For two decades I’ve been writing about the transition that New Hampshire agriculture has gone through, from a few large farms growing a single crop (apples, for example) that is sold en masse to wholsalers, to many small farms that grow a bunch of stuff (veggies, meat, flowers) and sell it directly to consumers. I have a story in the Monitor showing that while the transition is easy to say, it’s hard to make it work.

The Pasture2Plate farm store in Loudon is for sale, demonstrating once again that it can be tricky business connecting local farms with local customers.

“It is for sale for a number of factors, and they all basically boil down to time. We had to significantly cut back on the farm to staff the store,” said Noah Dumont, the agent handling the sale.

This is a common story in the local-food scene in New Hampshire and elsewhere. Farming has always been an all-consuming job but extra requirements have been added , making the old system of wholesale farming, where a few products were grown and sold to a few stores or warehouses, more rare. Now it’s mostly a direct-to-consumer model, meaning small farmers must grow and produce a wider variety of products and also spend time on things like individual pricing, customer relations and marketing.

One goal among advocates is to create local-food-focused stores or food hubs that can take some of this burden off farmers’ shoulders. That was part of the goal of Pasture2Plate, as the name implies.

“It was looking to help solve that problem, and for a lot of farms it definitely helped,” Dupont said. He gave the example of a chicken farm. “Suddenly they had too many eggs, so we started buying many dozens of eggs, and it helped them grow their business.”

Dumont is the son of Patrick and April Dumont, owners of Dumont Farms, which moved to Loudon in 2019 as part of an expansion into meat production that at one point saw them raising 2,000 chickens as well as pigs and beef cattle. Like many small farms, they used farmers markets because selling themselves allowed them keep more of the profit, but the time involved in loading and unloading, setting up and dismantling, driving all over the place and actually staffing the markets proved more of a burden than expected.

“I think farmers markets are great for meeting people, getting a foot in the door, but in the end, it’s a time commitment that takes you away from actual production. We were doing 13 farmers markets, basically every week . … We didn’t have much time to actually work on the farm,” he said. “So we thought there was an opening to have our own store.”

In May 2024, they opened Pasture2Plate in a leased building on Rt. 129 Loudon, not far from the farm. It operated like a six-day-a-week farm stand, selling their own meat as well as items from other farms and crafters: produce, dairy, baked goods, meats and local merchandise like body care products and decorative items.

But they found that the time saved by not having to travel to farmers markets was taken up with the details of coordinating deliveries and orders from scores of suppliers, plus staffing the store from noon to 6 most days (10 a.m. to 6 on weekends). Changes in the family’s other jobs and the arrival of a newborn has made the life/work balance too hard to maintain, Dumont said, leading to the reluctant decision to sell the business.

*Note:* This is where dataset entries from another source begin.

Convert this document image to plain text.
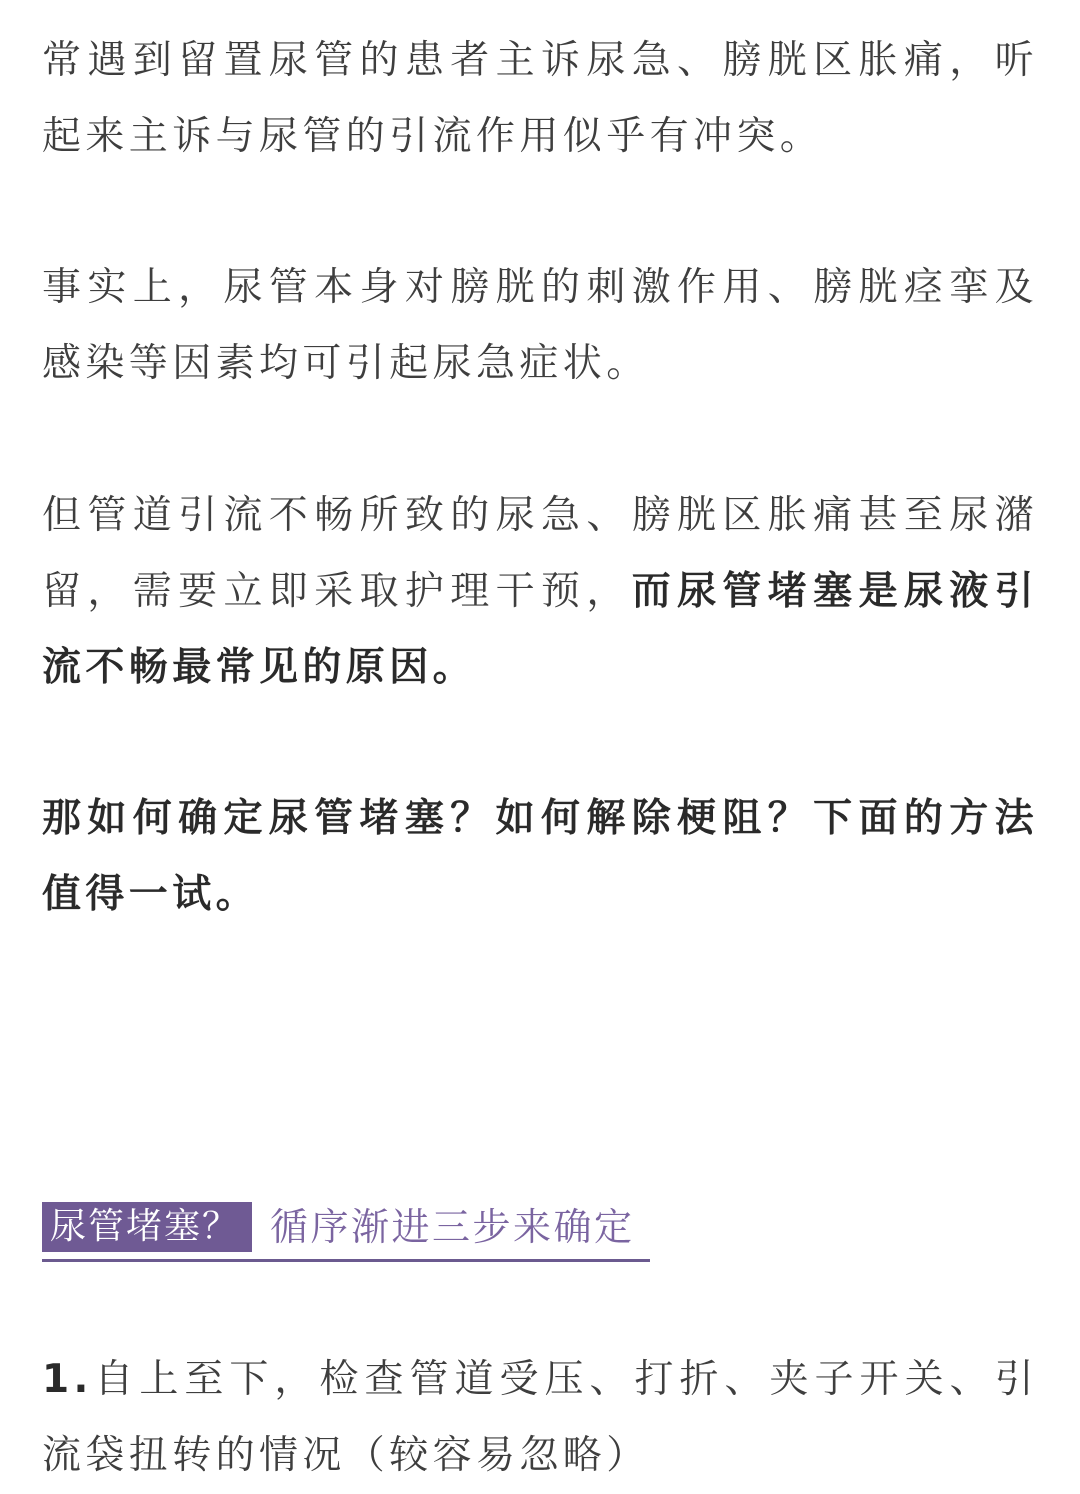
常遇到留置尿管的患者主诉尿急、膀胱区胀痛，听起来主诉与尿管的引流作用似乎有冲突。

事实上，尿管本身对膀胱的刺激作用、膀胱痉挛及感染等因素均可引起尿急症状。

但管道引流不畅所致的尿急、膀胱区胀痛甚至尿潴留，需要立即采取护理干预，而尿管堵塞是尿液引流不畅最常见的原因。

那如何确定尿管堵塞？如何解除梗阻？下面的方法值得一试。

尿管堵塞？ 循序渐进三步来确定

1.自上至下，检查管道受压、打折、夹子开关、引流袋扭转的情况（较容易忽略）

There’s also the issue of charging a sustainable price. It almost always costs more to raise a given amount of food on a small nearby farm than a big factory farm, even when transport is taken into account, because of economies of scale and other differences.

“People are going to have to swallow the sticker price” if they want local food to exist, Dumont said. “We want to pay the price to ensure the farmer, the producer, the fisherman can continue for another day.”

The asking price is $120,000, including inventory and a “turnkey operation” with 20 months remaining on the lease.